We hear the narrative pushed by many of these companies that AI will democratize access to skills and that such systems will lead to human flourishing, but we shouldn’t be fooled by such rhetorical framing marketing this technology as a source for freedom, choice, or plurality. The very factors that shape our modern social and economic society ultimately devalue the messy complexity and imperfections of learned skills and push the adoption of time-saving technologies like AI because the latter offers the least friction, cost, or knowledge to use. Many will argue that AI is cheap substitute for real music, but in the end it is a down right bargain when compared to the resources it takes for a human being to learn how to play music.

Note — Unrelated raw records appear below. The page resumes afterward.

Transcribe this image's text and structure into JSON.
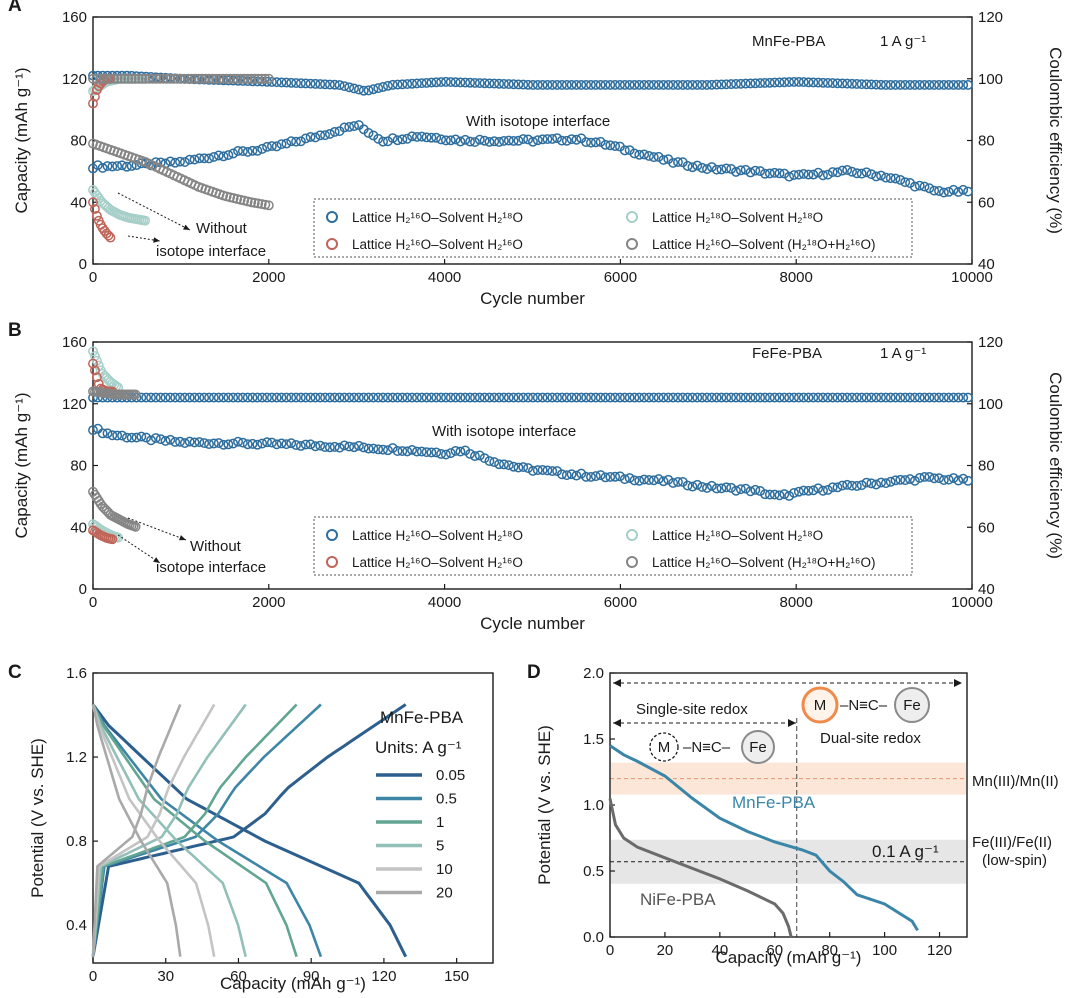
{
  "chart_data": [
    {
      "panel": "A",
      "type": "scatter",
      "material": "MnFe-PBA",
      "rate": "1 A g⁻¹",
      "xlabel": "Cycle number",
      "ylabel": "Capacity (mAh g⁻¹)",
      "y2label": "Coulombic efficiency (%)",
      "xlim": [
        0,
        10000
      ],
      "ylim": [
        0,
        160
      ],
      "y2lim": [
        40,
        120
      ],
      "xticks": [
        "0",
        "2000",
        "4000",
        "6000",
        "8000",
        "10000"
      ],
      "yticks": [
        "0",
        "40",
        "80",
        "120",
        "160"
      ],
      "y2ticks": [
        "40",
        "60",
        "80",
        "100",
        "120"
      ],
      "annotation_with": "With isotope interface",
      "annotation_without": [
        "Without",
        "isotope interface"
      ],
      "legend": [
        "Lattice H₂¹⁶O–Solvent H₂¹⁸O",
        "Lattice H₂¹⁸O–Solvent H₂¹⁸O",
        "Lattice H₂¹⁶O–Solvent H₂¹⁶O",
        "Lattice H₂¹⁶O–Solvent (H₂¹⁸O+H₂¹⁶O)"
      ],
      "series": [
        {
          "name": "Lattice H₂¹⁶O–Solvent H₂¹⁸O",
          "axis": "capacity",
          "color": "#2e6e9e",
          "x": [
            0,
            500,
            1000,
            1500,
            2000,
            2500,
            3000,
            3300,
            3700,
            4200,
            5000,
            5500,
            5800,
            6200,
            6600,
            7000,
            7500,
            8000,
            8600,
            9000,
            9300,
            9600,
            10000
          ],
          "y": [
            63,
            64,
            66,
            71,
            75,
            82,
            90,
            80,
            83,
            80,
            80,
            81,
            78,
            72,
            66,
            62,
            60,
            57,
            60,
            57,
            52,
            47,
            47
          ]
        },
        {
          "name": "Lattice H₂¹⁶O–Solvent H₂¹⁸O (CE)",
          "axis": "ce",
          "color": "#2e6e9e",
          "x": [
            0,
            400,
            1000,
            2000,
            2800,
            3100,
            3400,
            4000,
            5000,
            6000,
            7000,
            8000,
            9000,
            10000
          ],
          "y": [
            101,
            101,
            100,
            99,
            98,
            96,
            98,
            99,
            98,
            98,
            98,
            99,
            98,
            98
          ]
        },
        {
          "name": "Lattice H₂¹⁸O–Solvent H₂¹⁸O",
          "axis": "capacity",
          "color": "#a7cfc9",
          "x": [
            0,
            100,
            200,
            300,
            400,
            500,
            600
          ],
          "y": [
            48,
            40,
            35,
            32,
            30,
            29,
            28
          ]
        },
        {
          "name": "Lattice H₂¹⁸O–Solvent H₂¹⁸O (CE)",
          "axis": "ce",
          "color": "#a7cfc9",
          "x": [
            0,
            150,
            300,
            450,
            600
          ],
          "y": [
            96,
            99,
            100,
            100,
            100
          ]
        },
        {
          "name": "Lattice H₂¹⁶O–Solvent H₂¹⁶O",
          "axis": "capacity",
          "color": "#c0655a",
          "x": [
            0,
            50,
            100,
            150,
            200
          ],
          "y": [
            40,
            30,
            24,
            20,
            17
          ]
        },
        {
          "name": "Lattice H₂¹⁶O–Solvent H₂¹⁶O (CE)",
          "axis": "ce",
          "color": "#c0655a",
          "x": [
            0,
            50,
            100,
            150,
            200
          ],
          "y": [
            92,
            97,
            99,
            100,
            100
          ]
        },
        {
          "name": "Lattice H₂¹⁶O–Solvent (H₂¹⁸O+H₂¹⁶O)",
          "axis": "capacity",
          "color": "#858585",
          "x": [
            0,
            300,
            600,
            900,
            1200,
            1500,
            1800,
            2000
          ],
          "y": [
            78,
            72,
            66,
            58,
            50,
            44,
            40,
            38
          ]
        },
        {
          "name": "Lattice H₂¹⁶O–Solvent (H₂¹⁸O+H₂¹⁶O) (CE)",
          "axis": "ce",
          "color": "#858585",
          "x": [
            0,
            500,
            1000,
            1500,
            2000
          ],
          "y": [
            100,
            100,
            100,
            100,
            100
          ]
        }
      ]
    },
    {
      "panel": "B",
      "type": "scatter",
      "material": "FeFe-PBA",
      "rate": "1 A g⁻¹",
      "xlabel": "Cycle number",
      "ylabel": "Capacity (mAh g⁻¹)",
      "y2label": "Coulombic efficiency (%)",
      "xlim": [
        0,
        10000
      ],
      "ylim": [
        0,
        160
      ],
      "y2lim": [
        40,
        120
      ],
      "xticks": [
        "0",
        "2000",
        "4000",
        "6000",
        "8000",
        "10000"
      ],
      "yticks": [
        "0",
        "40",
        "80",
        "120",
        "160"
      ],
      "y2ticks": [
        "40",
        "60",
        "80",
        "100",
        "120"
      ],
      "annotation_with": "With isotope interface",
      "annotation_without": [
        "Without",
        "isotope interface"
      ],
      "legend": [
        "Lattice H₂¹⁶O–Solvent H₂¹⁸O",
        "Lattice H₂¹⁸O–Solvent H₂¹⁸O",
        "Lattice H₂¹⁶O–Solvent H₂¹⁶O",
        "Lattice H₂¹⁶O–Solvent (H₂¹⁸O+H₂¹⁶O)"
      ],
      "series": [
        {
          "name": "Lattice H₂¹⁶O–Solvent H₂¹⁸O",
          "axis": "capacity",
          "color": "#2e6e9e",
          "x": [
            0,
            200,
            500,
            1000,
            2000,
            3000,
            3600,
            4000,
            4200,
            4600,
            4900,
            5500,
            6000,
            6500,
            7000,
            7500,
            7800,
            8200,
            8800,
            9500,
            10000
          ],
          "y": [
            104,
            100,
            98,
            95,
            94,
            92,
            90,
            88,
            90,
            82,
            78,
            74,
            72,
            70,
            66,
            64,
            60,
            64,
            68,
            72,
            70
          ]
        },
        {
          "name": "Lattice H₂¹⁶O–Solvent H₂¹⁸O (CE)",
          "axis": "ce",
          "color": "#2e6e9e",
          "x": [
            0,
            500,
            1000,
            2000,
            4000,
            6000,
            8000,
            10000
          ],
          "y": [
            102,
            102,
            102,
            102,
            102,
            102,
            102,
            102
          ]
        },
        {
          "name": "Lattice H₂¹⁸O–Solvent H₂¹⁸O",
          "axis": "capacity",
          "color": "#a7cfc9",
          "x": [
            0,
            100,
            200,
            300
          ],
          "y": [
            42,
            38,
            35,
            33
          ]
        },
        {
          "name": "Lattice H₂¹⁸O–Solvent H₂¹⁸O (CE)",
          "axis": "ce",
          "color": "#a7cfc9",
          "x": [
            0,
            100,
            200,
            300
          ],
          "y": [
            117,
            110,
            107,
            105
          ]
        },
        {
          "name": "Lattice H₂¹⁶O–Solvent H₂¹⁶O",
          "axis": "capacity",
          "color": "#c0655a",
          "x": [
            0,
            80,
            160,
            240
          ],
          "y": [
            38,
            35,
            33,
            32
          ]
        },
        {
          "name": "Lattice H₂¹⁶O–Solvent H₂¹⁶O (CE)",
          "axis": "ce",
          "color": "#c0655a",
          "x": [
            0,
            80,
            160,
            240
          ],
          "y": [
            113,
            105,
            104,
            104
          ]
        },
        {
          "name": "Lattice H₂¹⁶O–Solvent (H₂¹⁸O+H₂¹⁶O)",
          "axis": "capacity",
          "color": "#858585",
          "x": [
            0,
            100,
            200,
            300,
            400,
            500
          ],
          "y": [
            63,
            54,
            48,
            45,
            42,
            40
          ]
        },
        {
          "name": "Lattice H₂¹⁶O–Solvent (H₂¹⁸O+H₂¹⁶O) (CE)",
          "axis": "ce",
          "color": "#858585",
          "x": [
            0,
            250,
            500
          ],
          "y": [
            104,
            103,
            103
          ]
        }
      ]
    },
    {
      "panel": "C",
      "type": "line",
      "xlabel": "Capacity (mAh g⁻¹)",
      "ylabel": "Potential (V vs. SHE)",
      "xlim": [
        0,
        165
      ],
      "ylim": [
        0.22,
        1.6
      ],
      "xticks": [
        "0",
        "30",
        "60",
        "90",
        "120",
        "150"
      ],
      "yticks": [
        "0.4",
        "0.8",
        "1.2",
        "1.6"
      ],
      "legend_title": "MnFe-PBA",
      "legend_units": "Units: A g⁻¹",
      "series": [
        {
          "name": "0.05",
          "color": "#2c5f8e",
          "capacity": 129
        },
        {
          "name": "0.5",
          "color": "#3f86a6",
          "capacity": 94
        },
        {
          "name": "1",
          "color": "#62a591",
          "capacity": 84
        },
        {
          "name": "5",
          "color": "#92c0b8",
          "capacity": 63
        },
        {
          "name": "10",
          "color": "#c4c4c4",
          "capacity": 50
        },
        {
          "name": "20",
          "color": "#a9a9a9",
          "capacity": 36
        }
      ]
    },
    {
      "panel": "D",
      "type": "line",
      "xlabel": "Capacity (mAh g⁻¹)",
      "ylabel": "Potential (V vs. SHE)",
      "xlim": [
        0,
        130
      ],
      "ylim": [
        0,
        2.0
      ],
      "xticks": [
        "0",
        "20",
        "40",
        "60",
        "80",
        "100",
        "120"
      ],
      "yticks": [
        "0.0",
        "0.5",
        "1.0",
        "1.5",
        "2.0"
      ],
      "rate_label": "0.1 A g⁻¹",
      "labels": {
        "single_site": "Single-site redox",
        "dual_site": "Dual-site redox",
        "mn_couple": "Mn(III)/Mn(II)",
        "fe_couple": "Fe(III)/Fe(II)",
        "fe_spin": "(low-spin)",
        "metal": "M",
        "linker": "–N≡C–",
        "iron": "Fe"
      },
      "reference_levels": {
        "Mn(III)/Mn(II)": 1.2,
        "Fe(III)/Fe(II)": 0.57
      },
      "divider_capacity": 68,
      "series": [
        {
          "name": "MnFe-PBA",
          "color": "#3b86a8",
          "x": [
            0,
            5,
            10,
            20,
            30,
            40,
            50,
            60,
            70,
            75,
            80,
            85,
            90,
            100,
            110,
            112
          ],
          "y": [
            1.45,
            1.38,
            1.33,
            1.22,
            1.05,
            0.9,
            0.8,
            0.72,
            0.66,
            0.62,
            0.5,
            0.42,
            0.32,
            0.25,
            0.12,
            0.05
          ]
        },
        {
          "name": "NiFe-PBA",
          "color": "#6b6b6b",
          "x": [
            0,
            1,
            2,
            5,
            10,
            20,
            30,
            40,
            50,
            60,
            63,
            65,
            66
          ],
          "y": [
            1.05,
            0.95,
            0.85,
            0.75,
            0.68,
            0.6,
            0.52,
            0.44,
            0.35,
            0.25,
            0.18,
            0.08,
            0.0
          ]
        }
      ]
    }
  ]
}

The great fear I have isn’t robot overloads—it’s the uncritical adoption of generative AI to the point where we allow the technology to further dehumanize and devalue the imperfect skills we invest our dreams in. As mesmerizing as generative music is, I can’t help but think this will destroy so many of those possibilities. We risk creating a two-tiered world — one where art created through human labor, creativity, and struggle is transformed into a luxury item, accessible only to those with the resources, time, and money to learn. While the other tier, the one open to the mainstream, is flooded with the equivalent of artistic fast food — plentiful, convenient, and lacking in true substance or skills that make up the human experience.
And this will absolutely impact the already dwindling number of majors and career paths institutions of higher learning offer.
So much to chew on here, as usual. I think you zero in on the ultimate crux of this technology, which is it's a challenge to figuring out what we value, and it's possible that some of us will not like those answers, or that only certain groups will have the privilege of doing work that reflects their values.
Those songs, like the recently released Suno videos are simultaneously amazing and also soulless and shitty. Of course, there's lots of popular songs that are soulless and shitty, so it's not like soulless and shitty are barriers to market success.
As with AI writing we've also been prepped for accepting soulless and shitty by the steady templatization of music, both in terms of production (using ProTools, which tunes every voice and keeps tempo rock steady), and form (there's hardly any bridges in popular music today). Maybe we've been conditioned to accept something that is just not good and we've lost touch with what's meaningful.
There's something very satisfying about learning an instrument in terms of advancing one's individual mastery and appreciating that progress, but it's possible none of that will "matter" in the broad scheme of producing music for public consumption.
Seems like this is all true for writing as well.
Consumer AI apps have a really high turnover Generative AI is demonstrating. For every Stability or Midjourney, a Leonardo or Ideogram magically shows up to do what they can do more or less for cheaper or better. Hard to take AI tools or app seriously in such an environment of music chairs tbh.
As impressive as Suno or Udio might be, I think for ChatGPT or Sora, it's only an invitation for more apps like them to come and go.